It’s Been Five Years

It’s been five years. I lost my Faja five years ago today. I reflect every year on this day, recounting all he has missed and what I have missed. I hugged my nephew and brother, knowing we only now have each other. Three Milne’s robbed of the man from whom our souls were created. My nephew and my future kids will never meet him, which is almost the hardest of the pills to swallow. 


It’s been five years. Sometimes, I believe I’ll see him again. It usually hits as I drive to our favorite bagel spot and past our old house on Terra Court. It feels like the wind is knocked out of me, and I have to remember he’s gone, and I’ll never see him again. 

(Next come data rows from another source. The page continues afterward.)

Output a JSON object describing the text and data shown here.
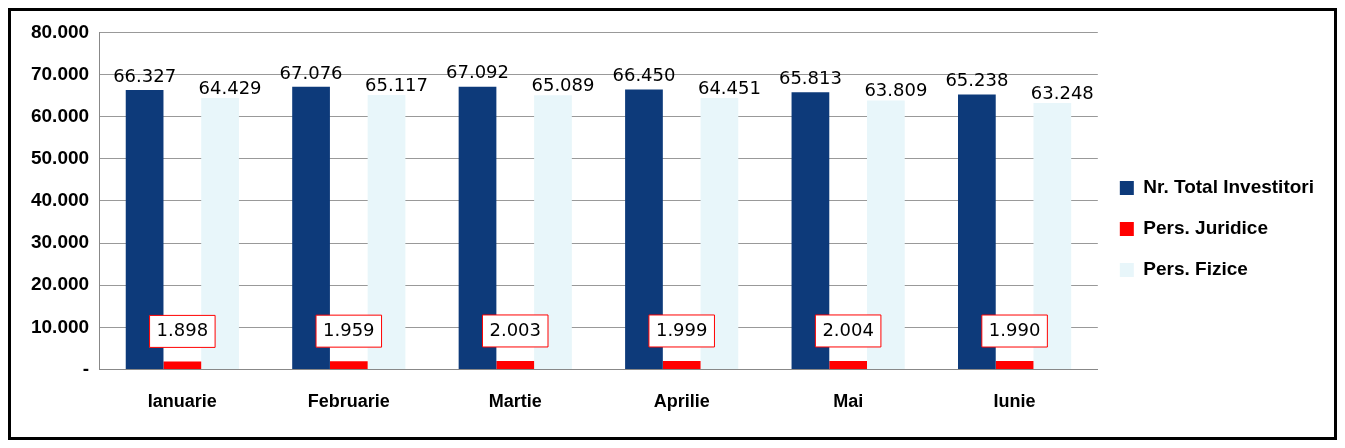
{
  "chart_data": {
    "type": "bar",
    "categories": [
      "Ianuarie",
      "Februarie",
      "Martie",
      "Aprilie",
      "Mai",
      "Iunie"
    ],
    "series": [
      {
        "name": "Nr. Total Investitori",
        "color": "#0d3a7a",
        "values": [
          66327,
          67076,
          67092,
          66450,
          65813,
          65238
        ],
        "value_labels": [
          "66.327",
          "67.076",
          "67.092",
          "66.450",
          "65.813",
          "65.238"
        ]
      },
      {
        "name": "Pers. Juridice",
        "color": "#ff0000",
        "values": [
          1898,
          1959,
          2003,
          1999,
          2004,
          1990
        ],
        "value_labels": [
          "1.898",
          "1.959",
          "2.003",
          "1.999",
          "2.004",
          "1.990"
        ]
      },
      {
        "name": "Pers. Fizice",
        "color": "#e8f6fa",
        "values": [
          64429,
          65117,
          65089,
          64451,
          63809,
          63248
        ],
        "value_labels": [
          "64.429",
          "65.117",
          "65.089",
          "64.451",
          "63.809",
          "63.248"
        ]
      }
    ],
    "ylim": [
      0,
      80000
    ],
    "yticks": [
      {
        "value": 0,
        "label": "-"
      },
      {
        "value": 10000,
        "label": "10.000"
      },
      {
        "value": 20000,
        "label": "20.000"
      },
      {
        "value": 30000,
        "label": "30.000"
      },
      {
        "value": 40000,
        "label": "40.000"
      },
      {
        "value": 50000,
        "label": "50.000"
      },
      {
        "value": 60000,
        "label": "60.000"
      },
      {
        "value": 70000,
        "label": "70.000"
      },
      {
        "value": 80000,
        "label": "80.000"
      }
    ],
    "grid": "y",
    "legend": "right"
  }
}
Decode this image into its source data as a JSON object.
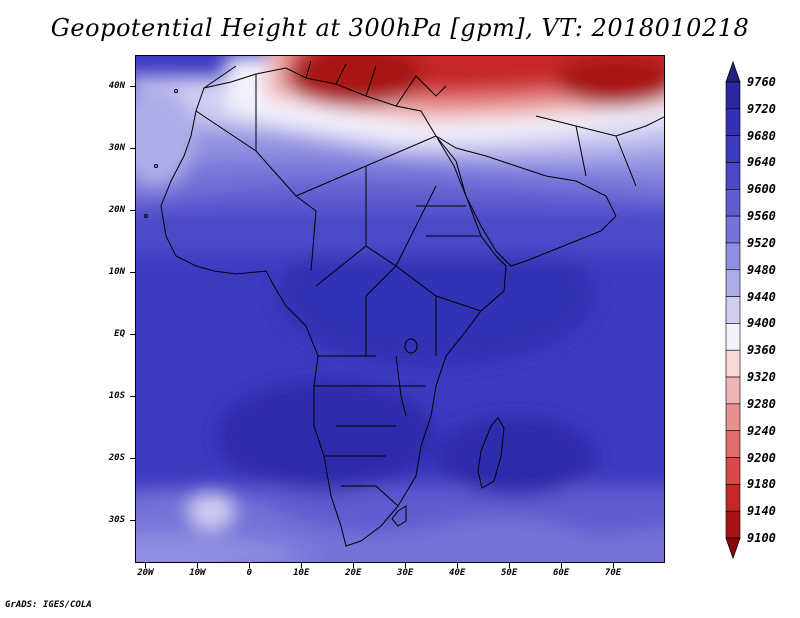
{
  "title": "Geopotential Height at 300hPa [gpm], VT: 2018010218",
  "footer": "GrADS: IGES/COLA",
  "map": {
    "lon_range": [
      -22,
      80
    ],
    "lat_range": [
      -37,
      45
    ],
    "lat_ticks": [
      {
        "value": 40,
        "label": "40N"
      },
      {
        "value": 30,
        "label": "30N"
      },
      {
        "value": 20,
        "label": "20N"
      },
      {
        "value": 10,
        "label": "10N"
      },
      {
        "value": 0,
        "label": "EQ"
      },
      {
        "value": -10,
        "label": "10S"
      },
      {
        "value": -20,
        "label": "20S"
      },
      {
        "value": -30,
        "label": "30S"
      }
    ],
    "lon_ticks": [
      {
        "value": -20,
        "label": "20W"
      },
      {
        "value": -10,
        "label": "10W"
      },
      {
        "value": 0,
        "label": "0"
      },
      {
        "value": 10,
        "label": "10E"
      },
      {
        "value": 20,
        "label": "20E"
      },
      {
        "value": 30,
        "label": "30E"
      },
      {
        "value": 40,
        "label": "40E"
      },
      {
        "value": 50,
        "label": "50E"
      },
      {
        "value": 60,
        "label": "60E"
      },
      {
        "value": 70,
        "label": "70E"
      }
    ]
  },
  "colorbar": {
    "levels": [
      "9760",
      "9720",
      "9680",
      "9640",
      "9600",
      "9560",
      "9520",
      "9480",
      "9440",
      "9400",
      "9360",
      "9320",
      "9280",
      "9240",
      "9200",
      "9180",
      "9140",
      "9100"
    ],
    "colors": [
      "#232084",
      "#2a27a0",
      "#3330b4",
      "#3d3ac0",
      "#4b48c8",
      "#5f5cd0",
      "#7673d8",
      "#908ee0",
      "#aeace8",
      "#cfcef2",
      "#f3f2fb",
      "#f8d8d8",
      "#f0b4b4",
      "#e89090",
      "#e06c6c",
      "#d84848",
      "#c62828",
      "#a81414",
      "#8a0808"
    ]
  }
}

It’s been five years. I laugh when I talk about him and how he’s gone to help myself cope. I think he would want it that way. But deep down, laughing about the worst thing I’ve ever been through makes me feel sick. 


It’s been five years. I’ve graduated twice. I’ve lived in a new city. I’ve moved four times. I’ve become an aunt. I’ve lost family and friends, both alive and dead. I’ve made new friends. I’ve had my heart broken. I’ve been diagnosed with an incurable illness. I’ve fallen in love. I’ve traveled the world. I met the man I will tell him children about. 


It’s been five years of missing my dad, who meant the world to me.